The issue is complex because LLMs’ ability to do this depends on what is in their training data: there are significant problems of fairness and representation to be addressed here. So I set up a research project, supported by the John Fell-OUP Research Fund and the AI Competency Centre, to explore the potential of LLMs to engage in creative, ethically aware translation practices that recognise and value linguistic differences rather than erasing them. The project is called ‘AI, Decoloniality and Creative Poetry Translation’. The research group consists of Deepshikha Behera (Edinburgh); Vani Nautiyal (IIT Roorkee); Karen Cresci, Luciana Beroiz, María Eugenia Rigane (Mar del Plata); Wen-Chin Ouyang, Yingxin Chen, Rafaa Ragebi, Xuemeng Zhang (SOAS); Annmarie Drury (CUNY); Joseph Hankinson, Sarah Ekdawi, Mary Newman (Oxford), with AI advice from Ellie Pavlick (Brown), technical guidance from Dominik Lukes (AI Competency Centre) and coding by Raj Trivedi (U Madison, Wisconsin). We are working with these languages: Miya, Garhwali, Hindi, Rioplatense Spanish, Arabic, Chinese, Swahili, Portuguese, Greek, Spanish, and Italian.

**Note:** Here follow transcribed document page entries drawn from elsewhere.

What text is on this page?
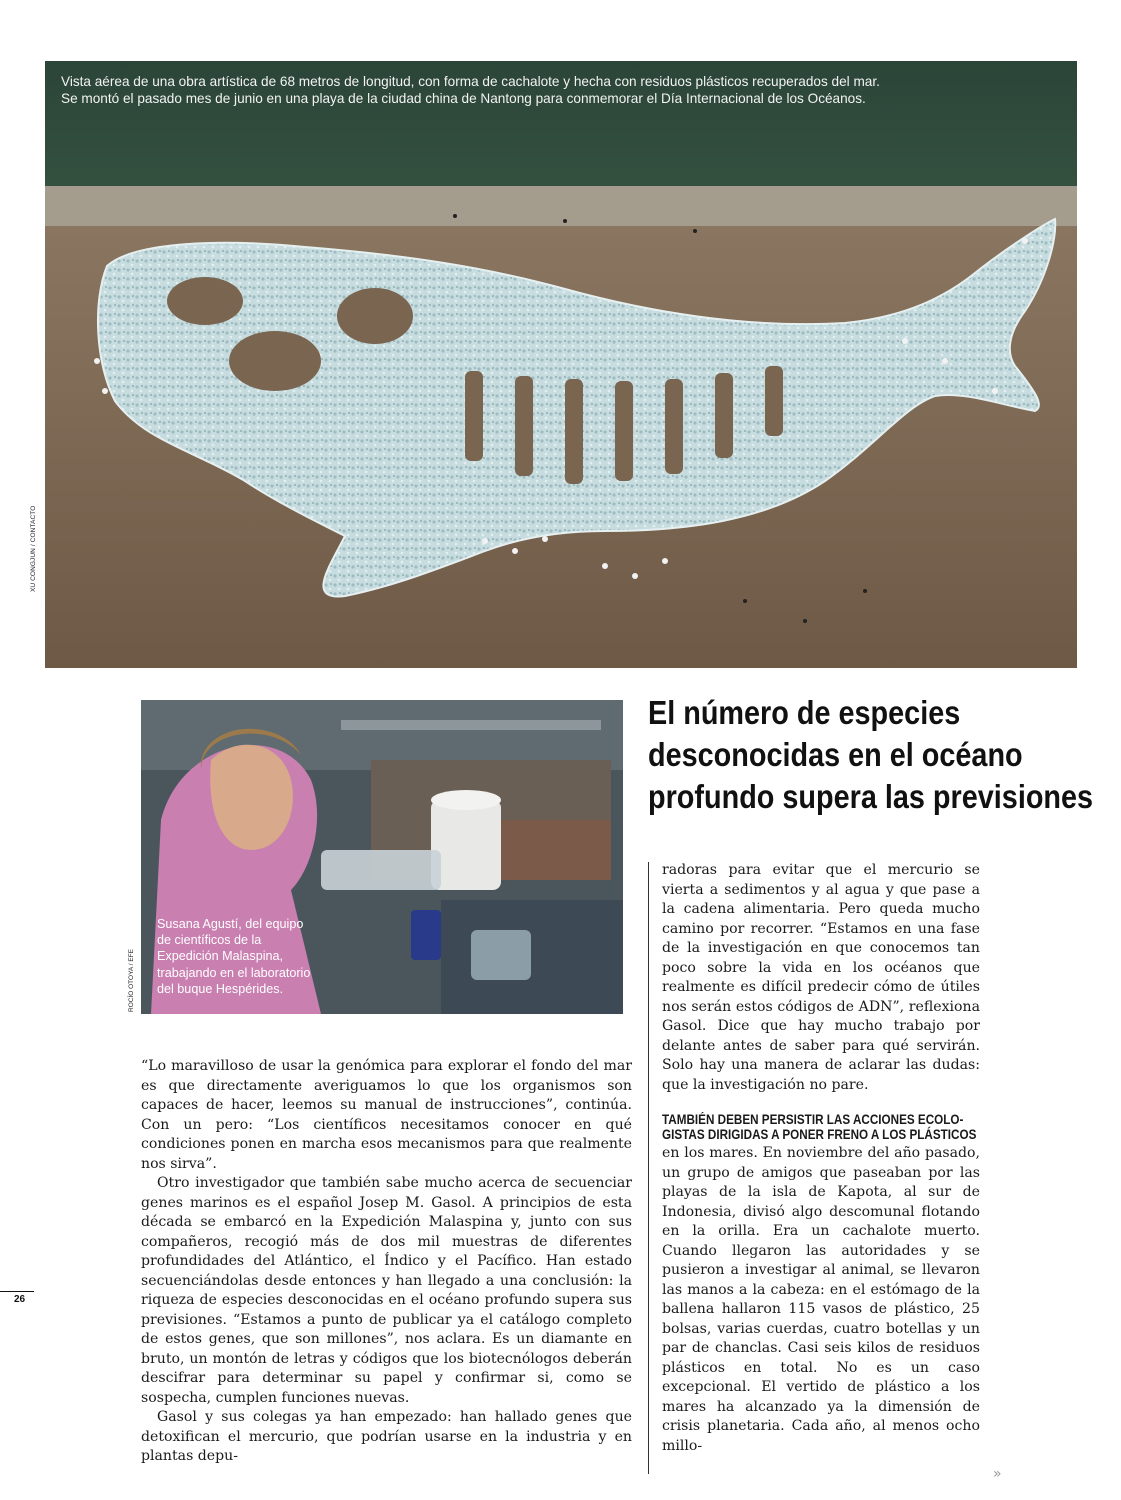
Vista aérea de una obra artística de 68 metros de longitud, con forma de cachalote y hecha con residuos plásticos recuperados del mar.
Se montó el pasado mes de junio en una playa de la ciudad china de Nantong para conmemorar el Día Internacional de los Océanos.
XU CONGJUN / CONTACTO
Susana Agustí, del equipo de científicos de la Expedición Malaspina, trabajando en el laboratorio del buque Hespérides.
ROCÍO OTOYA / EFE
El número de especies
desconocidas en el océano
profundo supera las previsiones

radoras para evitar que el mercurio se vierta a sedimentos y al agua y que pase a la cadena alimentaria. Pero queda mucho camino por recorrer. “Estamos en una fase de la investigación en que conocemos tan poco sobre la vida en los océanos que realmente es difícil predecir cómo de útiles nos serán estos códigos de ADN”, reflexiona Gasol. Dice que hay mucho trabajo por delante antes de saber para qué servirán. Solo hay una manera de aclarar las dudas: que la investigación no pare.

TAMBIÉN DEBEN PERSISTIR LAS ACCIONES ECOLO-
GISTAS DIRIGIDAS A PONER FRENO A LOS PLÁSTICOS

en los mares. En noviembre del año pasado, un grupo de amigos que paseaban por las playas de la isla de Kapota, al sur de Indonesia, divisó algo descomunal flotando en la orilla. Era un cachalote muerto. Cuando llegaron las autoridades y se pusieron a investigar al animal, se llevaron las manos a la cabeza: en el estómago de la ballena hallaron 115 vasos de plástico, 25 bolsas, varias cuerdas, cuatro botellas y un par de chanclas. Casi seis kilos de residuos plásticos en total. No es un caso excepcional. El vertido de plástico a los mares ha alcanzado ya la dimensión de crisis planetaria. Cada año, al menos ocho millo-

“Lo maravilloso de usar la genómica para explorar el fondo del mar es que directamente averiguamos lo que los organismos son capaces de hacer, leemos su manual de instrucciones”, continúa. Con un pero: “Los científicos necesitamos conocer en qué condiciones ponen en marcha esos mecanismos para que realmente nos sirva”.

Otro investigador que también sabe mucho acerca de secuenciar genes marinos es el español Josep M. Gasol. A principios de esta década se embarcó en la Expedición Malaspina y, junto con sus compañeros, recogió más de dos mil muestras de diferentes profundidades del Atlántico, el Índico y el Pacífico. Han estado secuenciándolas desde entonces y han llegado a una conclusión: la riqueza de especies desconocidas en el océano profundo supera sus previsiones. “Estamos a punto de publicar ya el catálogo completo de estos genes, que son millones”, nos aclara. Es un diamante en bruto, un montón de letras y códigos que los biotecnólogos deberán descifrar para determinar su papel y confirmar si, como se sospecha, cumplen funciones nuevas.

Gasol y sus colegas ya han empezado: han hallado genes que detoxifican el mercurio, que podrían usarse en la industria y en plantas depu-

26
»
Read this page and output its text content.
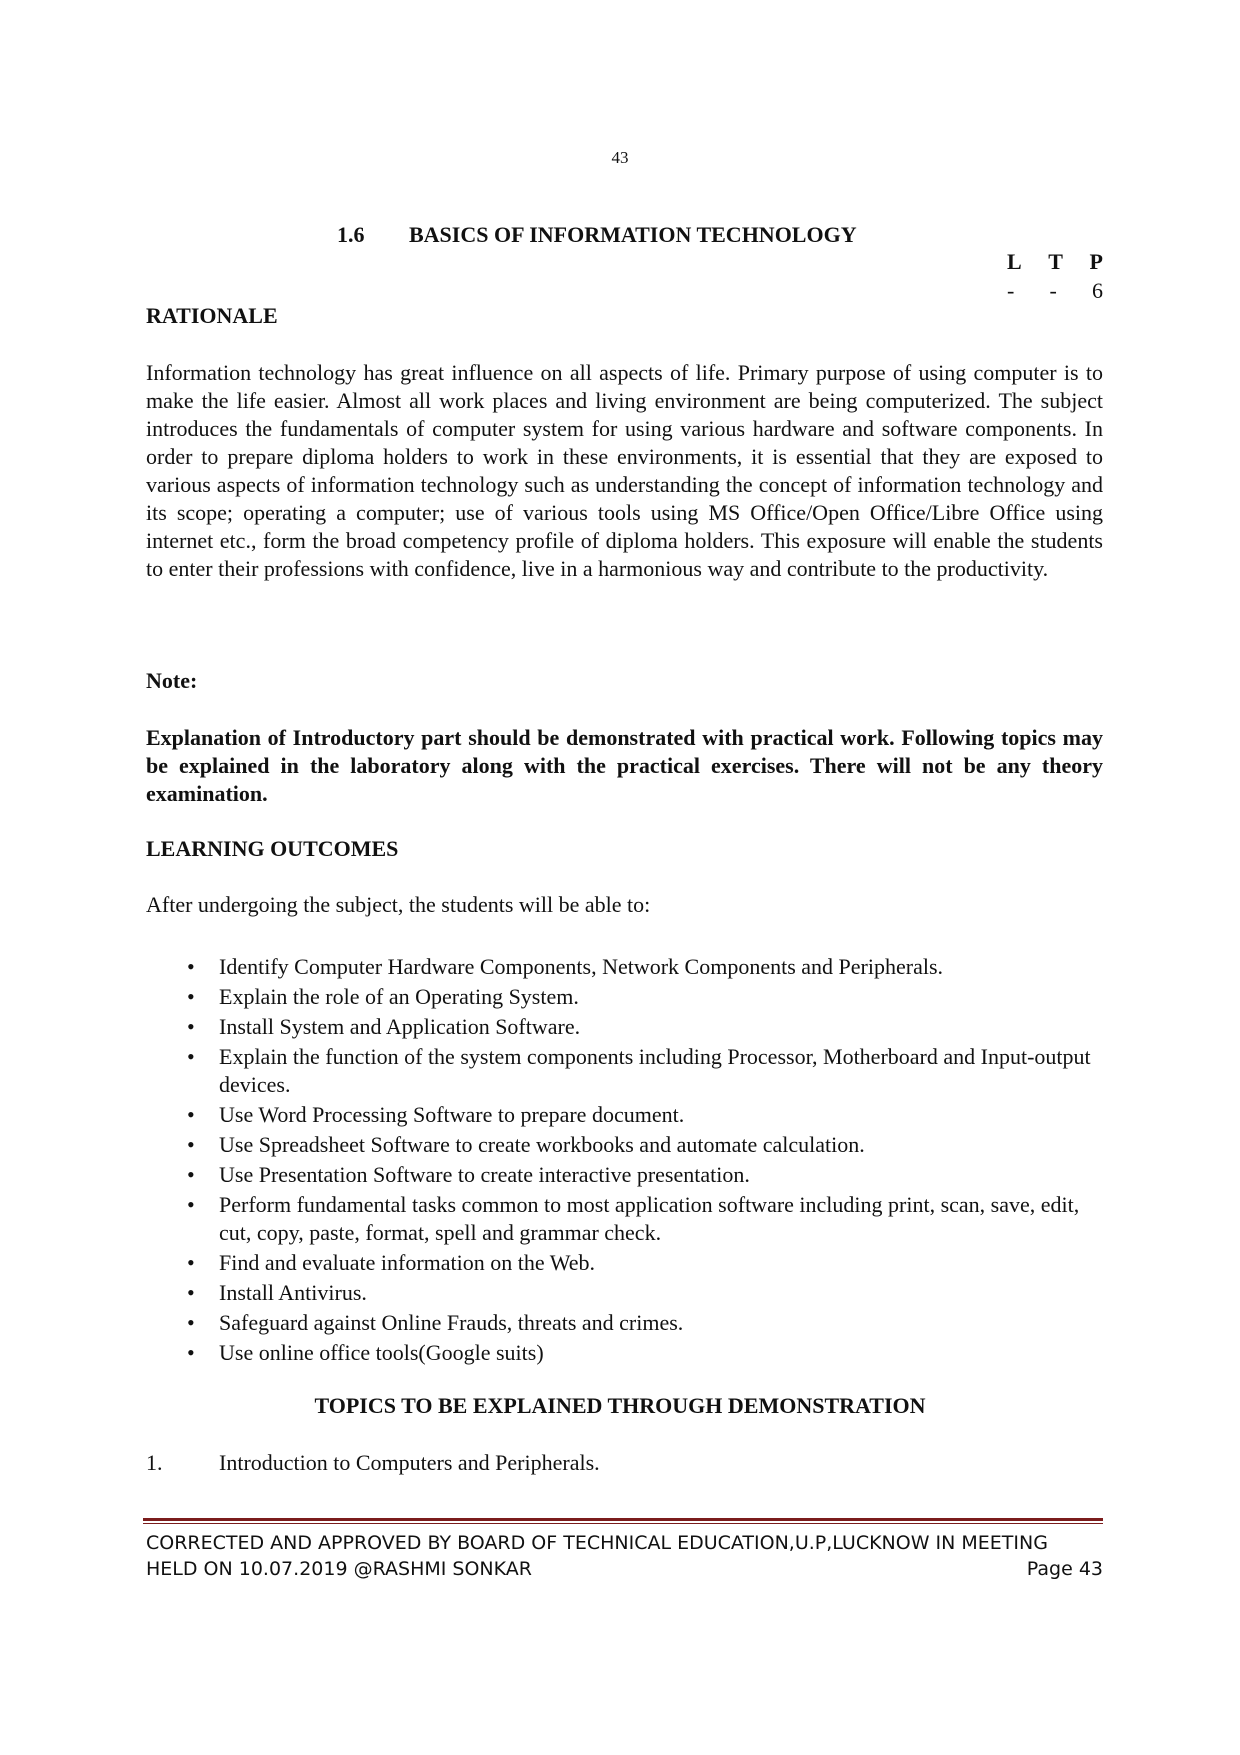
43
1.6 BASICS OF INFORMATION TECHNOLOGY
L T P
- - 6
RATIONALE
Information technology has great influence on all aspects of life. Primary purpose of using computer is to make the life easier. Almost all work places and living environment are being computerized. The subject introduces the fundamentals of computer system for using various hardware and software components. In order to prepare diploma holders to work in these environments, it is essential that they are exposed to various aspects of information technology such as understanding the concept of information technology and its scope; operating a computer; use of various tools using MS Office/Open Office/Libre Office using internet etc., form the broad competency profile of diploma holders. This exposure will enable the students to enter their professions with confidence, live in a harmonious way and contribute to the productivity.
Note:
Explanation of Introductory part should be demonstrated with practical work. Following topics may be explained in the laboratory along with the practical exercises. There will not be any theory examination.
LEARNING OUTCOMES
After undergoing the subject, the students will be able to:
• Identify Computer Hardware Components, Network Components and Peripherals.
• Explain the role of an Operating System.
• Install System and Application Software.
• Explain the function of the system components including Processor, Motherboard and Input-output devices.
• Use Word Processing Software to prepare document.
• Use Spreadsheet Software to create workbooks and automate calculation.
• Use Presentation Software to create interactive presentation.
• Perform fundamental tasks common to most application software including print, scan, save, edit, cut, copy, paste, format, spell and grammar check.
• Find and evaluate information on the Web.
• Install Antivirus.
• Safeguard against Online Frauds, threats and crimes.
• Use online office tools(Google suits)
TOPICS TO BE EXPLAINED THROUGH DEMONSTRATION
1.	Introduction to Computers and Peripherals.
CORRECTED AND APPROVED BY BOARD OF TECHNICAL EDUCATION,U.P,LUCKNOW IN MEETING
HELD ON 10.07.2019 @RASHMI SONKAR	Page 43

We have found that by using carefully structured, complex prompts, and by uploading reference texts into the context window, we can get ChatGPT to translate in creative and varied ways – much more creative and varied than I can manage by myself. For instance, working with the poetry of a largely forgotten and never translated Armenian-Italian writer (1855-1910), I can explore how the poems can be translated into different dialects and kinds of language; I can investigate what they might have turned into if they had been translated by historically appropriate English poets like Christina G. Rossetti. T. S. Eliot or HD. This enables me (or anyone) to create, for any poem, story, or novel, the sort of prismatic translational afterlife that previously has been reserved for very popular or canonical texts like Jane Eyre.

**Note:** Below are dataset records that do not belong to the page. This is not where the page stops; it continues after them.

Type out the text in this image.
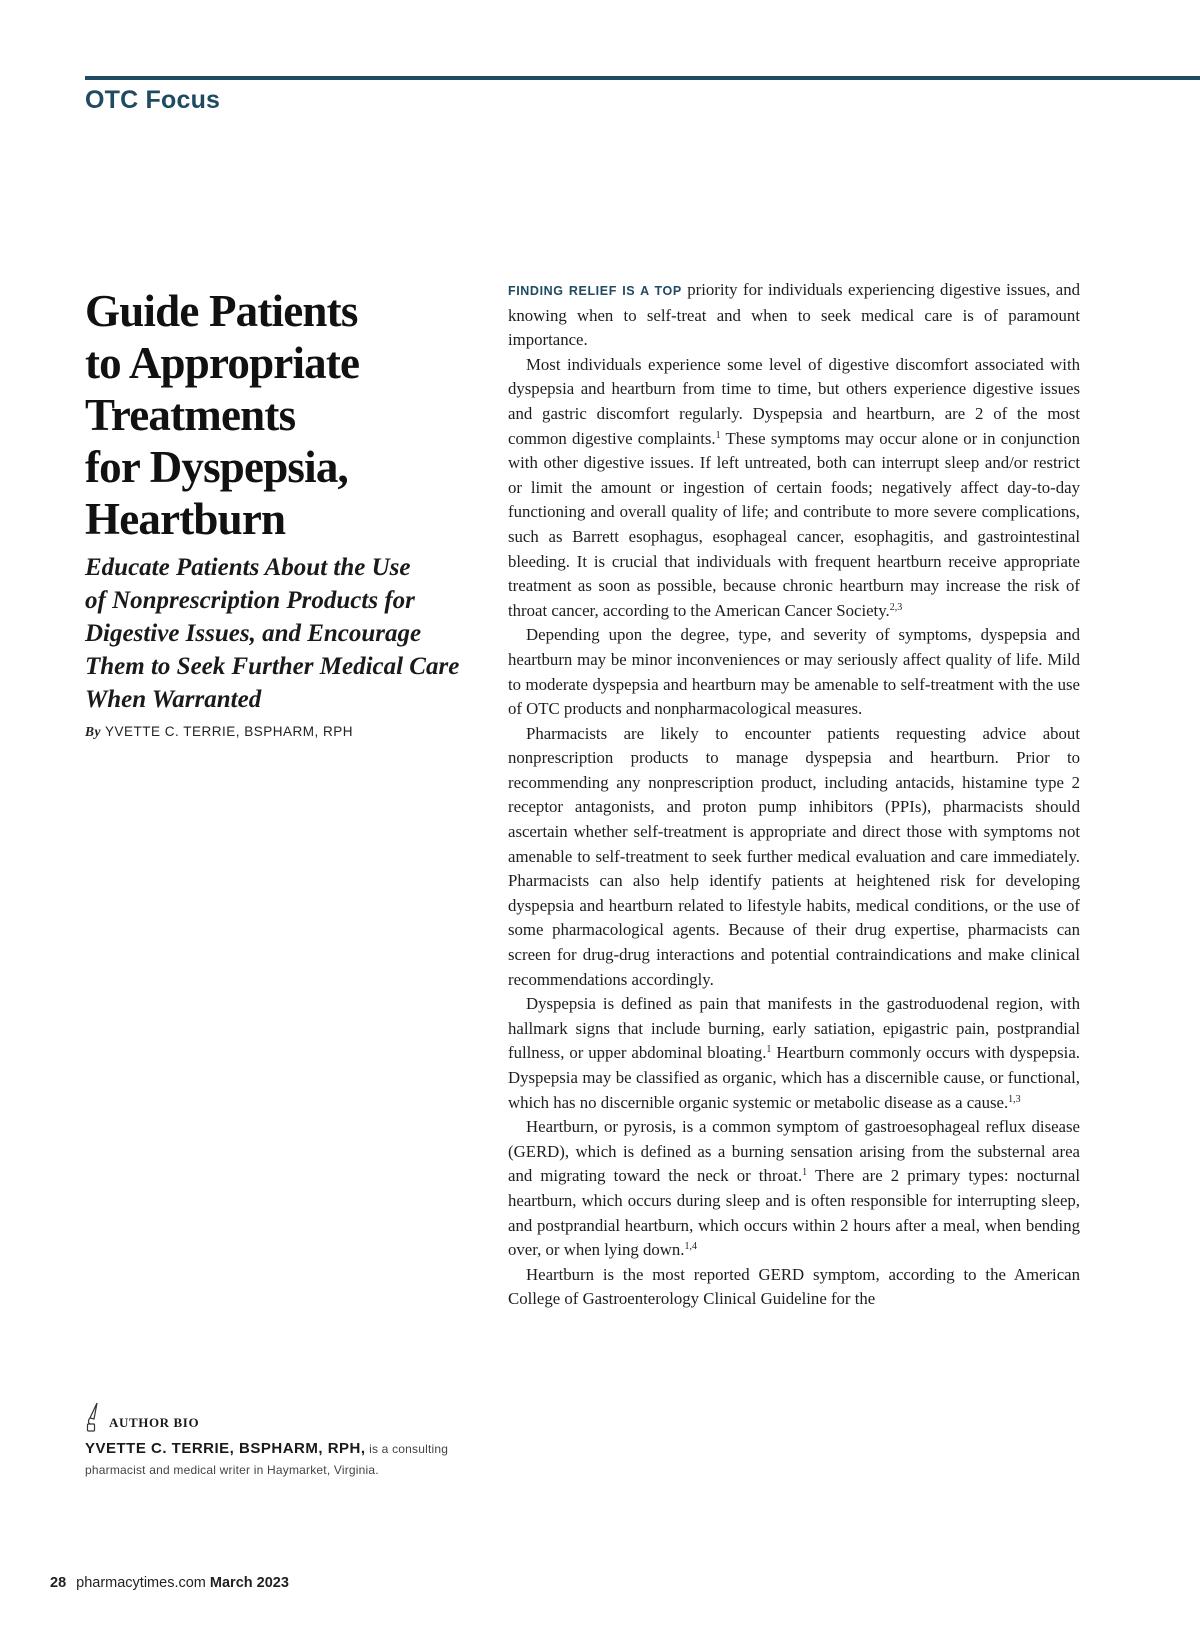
OTC Focus
Guide Patients
to Appropriate
Treatments
for Dyspepsia,
Heartburn
Educate Patients About the Use
of Nonprescription Products for
Digestive Issues, and Encourage
Them to Seek Further Medical Care
When Warranted
By YVETTE C. TERRIE, BSPHARM, RPH
AUTHOR BIO
YVETTE C. TERRIE, BSPHARM, RPH, is a consulting pharmacist and medical writer in Haymarket, Virginia.

FINDING RELIEF IS A TOP priority for individuals experiencing digestive issues, and knowing when to self-treat and when to seek medical care is of paramount importance.

Most individuals experience some level of digestive discomfort associated with dyspepsia and heartburn from time to time, but others experience digestive issues and gastric discomfort regularly. Dyspepsia and heartburn, are 2 of the most common digestive complaints.$^1$ These symptoms may occur alone or in conjunction with other digestive issues. If left untreated, both can interrupt sleep and/or restrict or limit the amount or ingestion of certain foods; negatively affect day-to-day functioning and overall quality of life; and contribute to more severe complications, such as Barrett esophagus, esophageal cancer, esophagitis, and gastrointestinal bleeding. It is crucial that individuals with frequent heartburn receive appropriate treatment as soon as possible, because chronic heartburn may increase the risk of throat cancer, according to the American Cancer Society.$^{2,3}$

Depending upon the degree, type, and severity of symptoms, dyspepsia and heartburn may be minor inconveniences or may seriously affect quality of life. Mild to moderate dyspepsia and heartburn may be amenable to self-treatment with the use of OTC products and nonpharmacological measures.

Pharmacists are likely to encounter patients requesting advice about nonprescription products to manage dyspepsia and heartburn. Prior to recommending any nonprescription product, including antacids, histamine type 2 receptor antagonists, and proton pump inhibitors (PPIs), pharmacists should ascertain whether self-treatment is appropriate and direct those with symptoms not amenable to self-treatment to seek further medical evaluation and care immediately. Pharmacists can also help identify patients at heightened risk for developing dyspepsia and heartburn related to lifestyle habits, medical conditions, or the use of some pharmacological agents. Because of their drug expertise, pharmacists can screen for drug-drug interactions and potential contraindications and make clinical recommendations accordingly.

Dyspepsia is defined as pain that manifests in the gastroduodenal region, with hallmark signs that include burning, early satiation, epigastric pain, postprandial fullness, or upper abdominal bloating.$^1$ Heartburn commonly occurs with dyspepsia. Dyspepsia may be classified as organic, which has a discernible cause, or functional, which has no discernible organic systemic or metabolic disease as a cause.$^{1,3}$

Heartburn, or pyrosis, is a common symptom of gastroesophageal reflux disease (GERD), which is defined as a burning sensation arising from the substernal area and migrating toward the neck or throat.$^1$ There are 2 primary types: nocturnal heartburn, which occurs during sleep and is often responsible for interrupting sleep, and postprandial heartburn, which occurs within 2 hours after a meal, when bending over, or when lying down.$^{1,4}$

Heartburn is the most reported GERD symptom, according to the American College of Gastroenterology Clinical Guideline for the

28 pharmacytimes.com March 2023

This process has obvious educational potential. It makes visible the complexity and nuance of languages, and it makes you see that translation – or any kind of meaning-making – involves imagination and individuality. So, with guidance from Dominik Lukes and coding from Raj Trivedi, I have gone on to develop an app, Translalia, that will help people to engage in plural, creative, ethically aware translation practices. It is currently being trialled with translators, schools and other interested groups in the UK, India and Argentina.
My recommendation to other users would be to realise that GenAI doesn’t have to produce standardised kinds of language. You can interact with it in dialects, creoles or a mix of languages; and you can teach it unusual kinds of language by uploading texts into the context window for it to study. GenAI doesn’t have to be put to the service of ‘communicative efficiency’: it can also open up language variety for you to explore, adopt, learn from and enjoy.